The right hon. Lady is not here, but I understand that the Minister can move the amendment formally.
Clause 19
General functions
Amendment made: 102, in page 21, line 25, at end insert—
“(c) set out any steps that the integrated care board proposes to take to address the particular needs of victims of abuse (including domestic abuse and sexual abuse, whether of children or adults).”—(Edward Argar.)
This amendment requires the joint forward plan for an integrated care board and its partners to set out any steps it proposes to take to address the particular needs of victims of abuse (including domestic abuse and sexual abuse, whether of children or adults).
There is great excitement on the other side of the House, but there is no doubt about the procedure. As the Minister had already indicated his intention to accept amendment 102, it was perfectly in order for him to move it.
Clause 25
Care Quality Commission reviews etc of integrated care system
Amendment made: 114, page 37, line 27, at end insert—
“(2A) The priorities set by the Secretary of State under subsection (2)(a) must include priorities relating to leadership, the integration of services and the quality and safety of services.”—(Jeremy Hunt.)
The Secretary of State has the function of setting priorities for the Care Quality Commission in carrying out assessments in relation to integrated care systems.
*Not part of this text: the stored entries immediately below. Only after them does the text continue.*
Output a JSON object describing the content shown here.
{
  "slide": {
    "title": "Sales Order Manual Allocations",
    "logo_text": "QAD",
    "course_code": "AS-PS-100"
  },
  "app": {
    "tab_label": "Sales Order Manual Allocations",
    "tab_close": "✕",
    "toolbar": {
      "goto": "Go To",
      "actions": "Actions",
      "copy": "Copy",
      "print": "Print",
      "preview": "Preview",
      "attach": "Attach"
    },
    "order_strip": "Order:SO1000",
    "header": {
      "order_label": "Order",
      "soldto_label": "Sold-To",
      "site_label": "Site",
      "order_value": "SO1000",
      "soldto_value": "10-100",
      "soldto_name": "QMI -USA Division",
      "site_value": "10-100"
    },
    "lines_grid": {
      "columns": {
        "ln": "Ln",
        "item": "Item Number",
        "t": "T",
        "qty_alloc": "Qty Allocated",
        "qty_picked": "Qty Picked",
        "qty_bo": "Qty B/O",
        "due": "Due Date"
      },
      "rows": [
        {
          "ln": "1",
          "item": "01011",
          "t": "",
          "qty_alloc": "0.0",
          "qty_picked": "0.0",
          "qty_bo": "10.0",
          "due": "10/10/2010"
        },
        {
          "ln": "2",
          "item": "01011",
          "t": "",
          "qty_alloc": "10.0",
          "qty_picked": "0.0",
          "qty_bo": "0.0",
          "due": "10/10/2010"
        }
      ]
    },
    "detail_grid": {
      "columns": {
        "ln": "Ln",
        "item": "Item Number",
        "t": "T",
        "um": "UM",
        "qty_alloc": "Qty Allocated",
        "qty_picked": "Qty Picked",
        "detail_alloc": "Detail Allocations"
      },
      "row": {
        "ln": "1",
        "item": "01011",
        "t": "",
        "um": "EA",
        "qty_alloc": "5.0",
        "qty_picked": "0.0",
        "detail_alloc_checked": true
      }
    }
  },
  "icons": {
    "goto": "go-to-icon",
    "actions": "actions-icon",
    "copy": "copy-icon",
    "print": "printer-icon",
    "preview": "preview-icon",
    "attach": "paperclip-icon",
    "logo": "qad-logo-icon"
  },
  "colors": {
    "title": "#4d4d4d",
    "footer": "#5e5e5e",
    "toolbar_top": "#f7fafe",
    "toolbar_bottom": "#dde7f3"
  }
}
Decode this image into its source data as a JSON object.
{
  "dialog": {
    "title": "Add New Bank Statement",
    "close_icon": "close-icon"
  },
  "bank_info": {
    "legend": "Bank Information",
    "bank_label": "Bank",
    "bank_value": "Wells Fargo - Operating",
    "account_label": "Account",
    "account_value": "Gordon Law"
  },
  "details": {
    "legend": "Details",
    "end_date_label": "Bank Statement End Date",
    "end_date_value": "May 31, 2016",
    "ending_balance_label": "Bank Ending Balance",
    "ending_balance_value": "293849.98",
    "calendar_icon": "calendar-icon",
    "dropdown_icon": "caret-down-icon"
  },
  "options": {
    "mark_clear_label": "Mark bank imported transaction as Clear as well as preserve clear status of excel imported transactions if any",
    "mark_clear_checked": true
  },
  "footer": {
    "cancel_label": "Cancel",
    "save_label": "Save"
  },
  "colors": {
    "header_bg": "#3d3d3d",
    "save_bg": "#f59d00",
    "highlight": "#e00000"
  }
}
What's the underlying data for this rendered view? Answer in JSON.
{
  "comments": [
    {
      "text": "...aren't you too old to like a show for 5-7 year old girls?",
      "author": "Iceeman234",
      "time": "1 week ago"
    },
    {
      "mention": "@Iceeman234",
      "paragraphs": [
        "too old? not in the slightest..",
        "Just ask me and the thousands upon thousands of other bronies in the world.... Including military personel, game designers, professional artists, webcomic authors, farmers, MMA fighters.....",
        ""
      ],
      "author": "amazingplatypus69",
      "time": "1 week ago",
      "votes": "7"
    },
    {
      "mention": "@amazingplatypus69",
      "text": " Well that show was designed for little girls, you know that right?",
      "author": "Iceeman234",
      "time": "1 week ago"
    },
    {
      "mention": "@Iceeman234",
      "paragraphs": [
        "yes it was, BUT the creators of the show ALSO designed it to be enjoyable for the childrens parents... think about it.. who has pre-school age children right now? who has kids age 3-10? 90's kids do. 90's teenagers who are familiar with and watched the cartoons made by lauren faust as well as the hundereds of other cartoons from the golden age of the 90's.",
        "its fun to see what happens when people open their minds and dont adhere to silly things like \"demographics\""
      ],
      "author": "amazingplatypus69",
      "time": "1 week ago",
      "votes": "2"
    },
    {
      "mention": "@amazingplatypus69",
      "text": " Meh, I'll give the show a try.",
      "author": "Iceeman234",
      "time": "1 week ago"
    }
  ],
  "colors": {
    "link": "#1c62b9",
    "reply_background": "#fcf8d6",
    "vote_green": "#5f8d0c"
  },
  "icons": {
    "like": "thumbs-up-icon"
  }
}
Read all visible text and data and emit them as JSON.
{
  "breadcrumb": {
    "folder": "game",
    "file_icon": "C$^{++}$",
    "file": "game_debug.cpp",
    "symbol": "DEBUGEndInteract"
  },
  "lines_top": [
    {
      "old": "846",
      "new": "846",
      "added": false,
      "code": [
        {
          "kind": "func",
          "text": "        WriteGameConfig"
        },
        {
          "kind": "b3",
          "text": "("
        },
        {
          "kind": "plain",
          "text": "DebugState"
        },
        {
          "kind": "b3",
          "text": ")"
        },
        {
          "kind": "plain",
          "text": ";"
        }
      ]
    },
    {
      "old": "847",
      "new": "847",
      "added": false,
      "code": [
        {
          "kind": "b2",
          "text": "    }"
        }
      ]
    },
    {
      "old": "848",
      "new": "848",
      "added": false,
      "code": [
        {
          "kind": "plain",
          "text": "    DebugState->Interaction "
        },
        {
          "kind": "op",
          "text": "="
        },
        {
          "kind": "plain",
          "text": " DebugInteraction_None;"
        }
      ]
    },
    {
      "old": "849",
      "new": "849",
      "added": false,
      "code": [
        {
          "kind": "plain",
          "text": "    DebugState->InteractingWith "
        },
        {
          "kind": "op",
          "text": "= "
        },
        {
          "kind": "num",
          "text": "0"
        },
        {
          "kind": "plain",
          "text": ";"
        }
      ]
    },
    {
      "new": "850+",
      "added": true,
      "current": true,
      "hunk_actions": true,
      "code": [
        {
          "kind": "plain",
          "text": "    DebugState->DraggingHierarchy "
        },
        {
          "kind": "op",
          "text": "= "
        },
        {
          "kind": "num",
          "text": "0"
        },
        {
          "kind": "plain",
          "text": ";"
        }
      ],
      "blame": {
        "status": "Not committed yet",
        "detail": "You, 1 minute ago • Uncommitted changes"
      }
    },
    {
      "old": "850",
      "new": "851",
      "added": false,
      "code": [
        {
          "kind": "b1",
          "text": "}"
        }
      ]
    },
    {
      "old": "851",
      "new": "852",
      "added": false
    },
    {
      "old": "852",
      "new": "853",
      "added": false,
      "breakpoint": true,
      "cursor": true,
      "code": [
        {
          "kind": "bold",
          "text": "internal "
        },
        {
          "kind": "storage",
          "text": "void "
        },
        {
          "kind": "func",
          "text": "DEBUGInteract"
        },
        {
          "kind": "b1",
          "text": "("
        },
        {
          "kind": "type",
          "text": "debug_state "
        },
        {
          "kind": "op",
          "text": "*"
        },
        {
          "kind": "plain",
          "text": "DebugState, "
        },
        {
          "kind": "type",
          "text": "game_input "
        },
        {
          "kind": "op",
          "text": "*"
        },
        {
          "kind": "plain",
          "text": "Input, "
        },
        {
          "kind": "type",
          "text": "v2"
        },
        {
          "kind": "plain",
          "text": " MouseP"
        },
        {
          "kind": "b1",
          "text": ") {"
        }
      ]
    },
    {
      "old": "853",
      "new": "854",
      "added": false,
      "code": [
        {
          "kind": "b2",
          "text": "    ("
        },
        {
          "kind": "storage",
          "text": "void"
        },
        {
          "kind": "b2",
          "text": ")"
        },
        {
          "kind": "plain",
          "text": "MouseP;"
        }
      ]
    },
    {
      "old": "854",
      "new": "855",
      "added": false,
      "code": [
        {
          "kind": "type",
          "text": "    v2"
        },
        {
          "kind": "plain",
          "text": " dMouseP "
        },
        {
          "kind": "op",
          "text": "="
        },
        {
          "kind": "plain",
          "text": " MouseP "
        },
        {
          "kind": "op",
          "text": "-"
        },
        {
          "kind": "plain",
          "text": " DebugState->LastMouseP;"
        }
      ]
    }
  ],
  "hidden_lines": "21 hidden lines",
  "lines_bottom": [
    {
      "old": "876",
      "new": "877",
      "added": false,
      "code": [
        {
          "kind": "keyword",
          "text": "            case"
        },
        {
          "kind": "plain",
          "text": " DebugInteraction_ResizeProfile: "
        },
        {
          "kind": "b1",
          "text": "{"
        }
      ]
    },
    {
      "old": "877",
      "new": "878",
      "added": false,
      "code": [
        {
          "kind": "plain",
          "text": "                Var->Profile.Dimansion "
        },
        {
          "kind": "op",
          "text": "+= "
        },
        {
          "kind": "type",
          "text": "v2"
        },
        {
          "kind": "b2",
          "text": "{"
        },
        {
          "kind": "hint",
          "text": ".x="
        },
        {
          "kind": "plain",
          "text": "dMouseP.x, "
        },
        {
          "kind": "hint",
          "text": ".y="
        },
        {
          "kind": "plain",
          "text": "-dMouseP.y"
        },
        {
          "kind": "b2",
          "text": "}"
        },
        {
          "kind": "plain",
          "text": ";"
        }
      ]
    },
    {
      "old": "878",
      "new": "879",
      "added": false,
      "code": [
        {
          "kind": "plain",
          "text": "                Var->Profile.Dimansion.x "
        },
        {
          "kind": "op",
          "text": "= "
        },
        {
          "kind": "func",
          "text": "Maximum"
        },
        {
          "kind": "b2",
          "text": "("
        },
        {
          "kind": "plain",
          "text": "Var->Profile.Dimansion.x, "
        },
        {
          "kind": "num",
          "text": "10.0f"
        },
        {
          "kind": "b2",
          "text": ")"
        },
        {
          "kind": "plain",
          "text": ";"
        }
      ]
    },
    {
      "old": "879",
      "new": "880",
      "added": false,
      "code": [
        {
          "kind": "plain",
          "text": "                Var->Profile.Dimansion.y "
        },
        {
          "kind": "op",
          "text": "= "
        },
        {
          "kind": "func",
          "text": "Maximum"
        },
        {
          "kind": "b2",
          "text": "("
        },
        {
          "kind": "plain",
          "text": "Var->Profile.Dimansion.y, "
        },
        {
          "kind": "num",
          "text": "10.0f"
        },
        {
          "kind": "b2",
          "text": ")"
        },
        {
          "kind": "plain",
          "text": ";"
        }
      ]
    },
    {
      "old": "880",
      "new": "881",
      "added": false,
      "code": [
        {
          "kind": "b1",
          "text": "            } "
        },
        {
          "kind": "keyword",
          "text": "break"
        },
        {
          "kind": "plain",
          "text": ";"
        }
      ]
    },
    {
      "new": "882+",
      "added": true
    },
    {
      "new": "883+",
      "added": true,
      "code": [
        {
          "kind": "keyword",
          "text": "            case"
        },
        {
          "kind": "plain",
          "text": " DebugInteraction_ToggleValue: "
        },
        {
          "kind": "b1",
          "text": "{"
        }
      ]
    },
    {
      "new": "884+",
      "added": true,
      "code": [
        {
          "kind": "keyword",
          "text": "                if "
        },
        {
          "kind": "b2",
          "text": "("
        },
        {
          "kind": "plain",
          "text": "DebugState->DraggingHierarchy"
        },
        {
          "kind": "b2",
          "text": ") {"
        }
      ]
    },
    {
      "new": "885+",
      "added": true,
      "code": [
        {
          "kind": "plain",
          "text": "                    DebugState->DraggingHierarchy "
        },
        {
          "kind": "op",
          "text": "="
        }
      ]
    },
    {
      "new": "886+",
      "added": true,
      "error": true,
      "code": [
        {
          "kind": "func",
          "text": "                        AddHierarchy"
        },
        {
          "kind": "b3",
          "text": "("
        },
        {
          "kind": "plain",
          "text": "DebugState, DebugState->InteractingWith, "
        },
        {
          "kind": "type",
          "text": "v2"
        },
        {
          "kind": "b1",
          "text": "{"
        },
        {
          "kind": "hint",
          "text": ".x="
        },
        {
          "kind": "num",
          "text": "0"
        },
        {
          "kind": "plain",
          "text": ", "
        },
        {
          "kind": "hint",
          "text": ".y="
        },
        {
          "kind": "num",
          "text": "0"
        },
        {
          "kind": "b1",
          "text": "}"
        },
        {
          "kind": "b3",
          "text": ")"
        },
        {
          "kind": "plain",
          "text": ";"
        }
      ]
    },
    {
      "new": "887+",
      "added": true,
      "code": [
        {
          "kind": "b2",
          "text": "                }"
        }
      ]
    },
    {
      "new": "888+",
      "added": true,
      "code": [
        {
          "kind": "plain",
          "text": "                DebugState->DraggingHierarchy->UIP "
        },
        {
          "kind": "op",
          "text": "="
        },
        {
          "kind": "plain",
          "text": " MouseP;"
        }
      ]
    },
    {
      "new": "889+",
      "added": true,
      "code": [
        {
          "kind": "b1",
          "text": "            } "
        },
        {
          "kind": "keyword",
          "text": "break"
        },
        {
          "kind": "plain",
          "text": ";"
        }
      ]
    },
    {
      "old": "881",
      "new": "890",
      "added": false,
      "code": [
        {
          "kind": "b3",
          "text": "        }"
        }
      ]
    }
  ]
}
This amendment requires the Secretary of State to set priorities relating to certain matters.
Clause 69
Procurement regulations
Amendment proposed: 72, in page 64, line 1, at end insert—
“(3A) The regulations must make provision in relation to the procurement of the services referred to in paragraph (1)(a) (other than primary medical services, primary dental services and primary ophthalmology services) that before any contract for a service with an annual value in excess of £5m may be awarded to an organisation that is not an NHS trust or NHS foundation trust—
(a) the business case for the award of the contract must be published;
(b) any responses to the proposal in the business case must be considered and published;
(c) the process for awarding the contract must be open and transparent and non-discriminatory at every stage, including (but not limited to)—
(i) procurement strategy and plan,
(ii) invitation to tender,
(iii) responses to invitations,
(iv) evaluation of tenders,
(v) decision to award, and
(vi) contract awarded;
(d) the process for awarding the contract must demonstrate due regard to the principles established in the Public Contracts Regulations 2015 (S.I.2015/102) or any regulations which may supersede them;
(e) in any case where it is claimed that an emergency justifies an award without the process being used then the responsible body must within 14 days publish the business case for the award of the contract and the record of the decision.”—(Justin Madders.)
Question put, That the amendment be made.